3.19.2008

“I like its level talk.”

I’ve written before (the repetitions of reading) about the times I saw Michael Hofmann speak at BU. Once, for a translation seminar in the snow-bound spring of 1999, when he discussed his work as a translator. Unfortunately, I didn’t take any notes that afternoon. The next time I saw him was about a year or two later, in the same room but at night with a much smaller audience, when he read his own verse. He seemed frustrated or distracted by his poems and after a while asked if anyone wanted him to read anything in particular. I had been entranced by his book Approximately Nowhere (Faber & Faber, 1999) and was especially struck by the poem “XXXX,” so I asked if he might read it. That book remains a type of talisman for me amidst my library. The aforementioned poem ends with this stanza:


“I’m quarrelsome, charming, lustful, inconsolable, broken.
I have the radio on as much as ever my father did,
carrying it with me from room to room.
I like its level talk.”


An image that often leads me to Cocteau’s Orphée, my own dependence on music filtered through stereo speakers, at home or in the car, the “level talk” of voices that explain and console. In a 2005 interview with Mark Thwaite, Hofmann spoke of his reasons for publishing less poetry after Approximately Nowhere:


“ I haven’t written so many poetry books – four – that they aren’t all important to me, if that doesn’t sound a little plaintive. But with its two-part organization, and the clutch of poems about my father and growing up and so on, I suppose Acrimony packs the most punch. It seems like a book I might have written on purpose, and not like the others, which contain more or less whatever I managed to write over a certain period. I still feel close to the poems in it – especially in the first, non-father, part – which is a little alarming, after almost twenty years. Somewhere in there is the clue too to why I haven’t written more, and why I’m hardly writing anything now. There doesn’t seem to me much wrong with what I have written, but at the same time I don’t want to write any more of it; I’m looking – or waiting – for some kind of new orientation. I’m not sure to what extent I’ve failed – dried up or gone away – and to what extent I’m doing what I always did and always wanted to do, which is a mix of things. That archaic designation, “man of letters”. Though of course I never imagined I’d be reduced to a poem every other year, or whatever it is! A friendly critic – I’m thinking of Dennis O’Driscoll – told me my poems must have taken a lot of living, and that a hiatus in production was not unexpected, and possibly a good thing. I’d like to find some way of writing that was less exorbitant, less antagonistic, less cannibalistic…”

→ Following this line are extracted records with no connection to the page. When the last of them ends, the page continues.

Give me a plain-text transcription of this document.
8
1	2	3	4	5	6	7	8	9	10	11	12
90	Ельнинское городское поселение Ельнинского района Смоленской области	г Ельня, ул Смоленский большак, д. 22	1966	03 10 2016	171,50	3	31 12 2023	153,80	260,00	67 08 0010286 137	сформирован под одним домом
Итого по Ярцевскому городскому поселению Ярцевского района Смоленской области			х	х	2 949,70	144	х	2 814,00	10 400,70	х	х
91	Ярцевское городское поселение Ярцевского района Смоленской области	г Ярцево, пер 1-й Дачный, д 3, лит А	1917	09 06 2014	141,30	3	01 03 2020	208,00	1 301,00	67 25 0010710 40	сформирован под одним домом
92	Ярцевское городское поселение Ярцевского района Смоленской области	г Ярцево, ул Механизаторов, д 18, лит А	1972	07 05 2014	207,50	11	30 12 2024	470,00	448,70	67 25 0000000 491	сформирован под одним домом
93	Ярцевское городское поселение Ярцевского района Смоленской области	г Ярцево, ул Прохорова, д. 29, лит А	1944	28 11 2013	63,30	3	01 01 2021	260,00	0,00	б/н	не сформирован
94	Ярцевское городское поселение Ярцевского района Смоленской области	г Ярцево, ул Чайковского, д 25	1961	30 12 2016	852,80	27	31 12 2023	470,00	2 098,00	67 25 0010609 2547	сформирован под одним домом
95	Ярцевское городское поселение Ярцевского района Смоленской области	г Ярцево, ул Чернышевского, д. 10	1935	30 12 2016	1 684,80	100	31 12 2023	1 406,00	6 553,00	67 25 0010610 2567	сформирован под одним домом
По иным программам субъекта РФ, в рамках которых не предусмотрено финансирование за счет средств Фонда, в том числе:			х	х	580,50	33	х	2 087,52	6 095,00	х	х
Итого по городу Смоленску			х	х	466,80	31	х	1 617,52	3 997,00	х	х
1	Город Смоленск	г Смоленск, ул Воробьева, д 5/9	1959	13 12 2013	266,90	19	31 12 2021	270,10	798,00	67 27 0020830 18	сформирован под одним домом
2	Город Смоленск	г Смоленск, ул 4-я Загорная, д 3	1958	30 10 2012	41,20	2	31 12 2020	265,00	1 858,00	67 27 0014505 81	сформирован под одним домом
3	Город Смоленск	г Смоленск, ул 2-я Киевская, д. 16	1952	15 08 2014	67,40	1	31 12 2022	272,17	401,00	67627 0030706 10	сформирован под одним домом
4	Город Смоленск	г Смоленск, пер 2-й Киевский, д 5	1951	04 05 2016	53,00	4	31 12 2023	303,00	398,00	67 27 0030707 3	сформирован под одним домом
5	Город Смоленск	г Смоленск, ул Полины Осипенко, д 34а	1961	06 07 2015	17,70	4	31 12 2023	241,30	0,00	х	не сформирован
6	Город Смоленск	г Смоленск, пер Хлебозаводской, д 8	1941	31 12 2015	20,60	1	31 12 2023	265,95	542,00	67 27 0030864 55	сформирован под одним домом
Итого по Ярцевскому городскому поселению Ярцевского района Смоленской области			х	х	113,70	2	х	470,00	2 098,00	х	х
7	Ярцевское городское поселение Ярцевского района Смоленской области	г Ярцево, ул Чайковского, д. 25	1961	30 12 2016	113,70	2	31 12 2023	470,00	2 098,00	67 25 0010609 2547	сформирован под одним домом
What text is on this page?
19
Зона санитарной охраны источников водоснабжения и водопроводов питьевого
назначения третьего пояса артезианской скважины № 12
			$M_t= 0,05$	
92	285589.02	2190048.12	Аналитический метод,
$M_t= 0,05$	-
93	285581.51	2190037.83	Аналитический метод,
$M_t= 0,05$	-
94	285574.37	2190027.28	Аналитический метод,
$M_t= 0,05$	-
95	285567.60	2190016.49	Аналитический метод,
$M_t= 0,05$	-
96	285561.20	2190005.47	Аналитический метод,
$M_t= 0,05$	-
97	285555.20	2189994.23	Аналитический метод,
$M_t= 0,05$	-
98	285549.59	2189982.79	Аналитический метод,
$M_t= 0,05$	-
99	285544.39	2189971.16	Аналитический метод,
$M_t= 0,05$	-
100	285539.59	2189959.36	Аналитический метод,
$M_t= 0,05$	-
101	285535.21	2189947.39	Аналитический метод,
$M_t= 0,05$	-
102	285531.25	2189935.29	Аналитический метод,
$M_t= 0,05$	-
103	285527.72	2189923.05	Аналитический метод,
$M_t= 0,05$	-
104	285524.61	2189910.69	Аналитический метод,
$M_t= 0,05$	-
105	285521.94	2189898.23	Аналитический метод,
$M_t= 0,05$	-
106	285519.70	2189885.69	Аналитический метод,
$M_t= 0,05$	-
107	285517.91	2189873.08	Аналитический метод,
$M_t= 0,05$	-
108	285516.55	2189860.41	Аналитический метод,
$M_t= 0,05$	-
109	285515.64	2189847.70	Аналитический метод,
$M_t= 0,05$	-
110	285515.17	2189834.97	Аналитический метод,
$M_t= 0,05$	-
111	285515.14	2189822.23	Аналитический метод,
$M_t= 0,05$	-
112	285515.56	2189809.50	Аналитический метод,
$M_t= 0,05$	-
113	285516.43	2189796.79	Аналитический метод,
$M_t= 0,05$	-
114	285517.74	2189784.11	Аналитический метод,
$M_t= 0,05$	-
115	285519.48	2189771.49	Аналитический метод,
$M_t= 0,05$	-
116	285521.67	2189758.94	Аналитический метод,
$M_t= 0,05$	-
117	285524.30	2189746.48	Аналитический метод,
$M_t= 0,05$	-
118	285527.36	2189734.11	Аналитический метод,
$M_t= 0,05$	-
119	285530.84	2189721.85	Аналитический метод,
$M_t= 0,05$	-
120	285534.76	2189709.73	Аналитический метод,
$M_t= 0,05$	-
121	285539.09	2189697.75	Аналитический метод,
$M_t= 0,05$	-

Of course, his edition of poems by Durs Grünbein and the anthology Twentieth-Century German Poetry are evidence that his distinctive voice remains active through translation. Grünbein, in particular, has been another revelation for me. There’s excellent video footage online, by the way, of Grünbein and Hofmann reading for the Griffin Trust in Canada in 2006 (scroll down).

Faber has now published Hofmann’s Selected Poems, which I’ve just finished reading. For me, the attraction of this edition is the final section of new poems, several of which I’ve seen in magazines in recent years. “Broken Nights,” for instance, came out in the London Review of Books in 2003, built with short, jagged, somnambulant lines, that once again evoke a radio as a type of nocturnal solace or accompaniment:


“Wondering how soon
It might be safe
To turn on the wireless,
Without it being either
New Age
Help you through the night
Seducer mellotrons
(What’s a tron, mellow I can do?)
Or merely dependency inducing
And wehrzersetzend,
Deleterious for morale of the troops.”


The fact that he’s chosen only seven new poems to include is a moment of synchronicity for me right now, attuned as I am to minimalist gestures. What I want to understand further, as a reader and poet, is when and how to be silent. How much effort we require for the act (ritual) of reading others, the pleasure and discipline of saying nothing.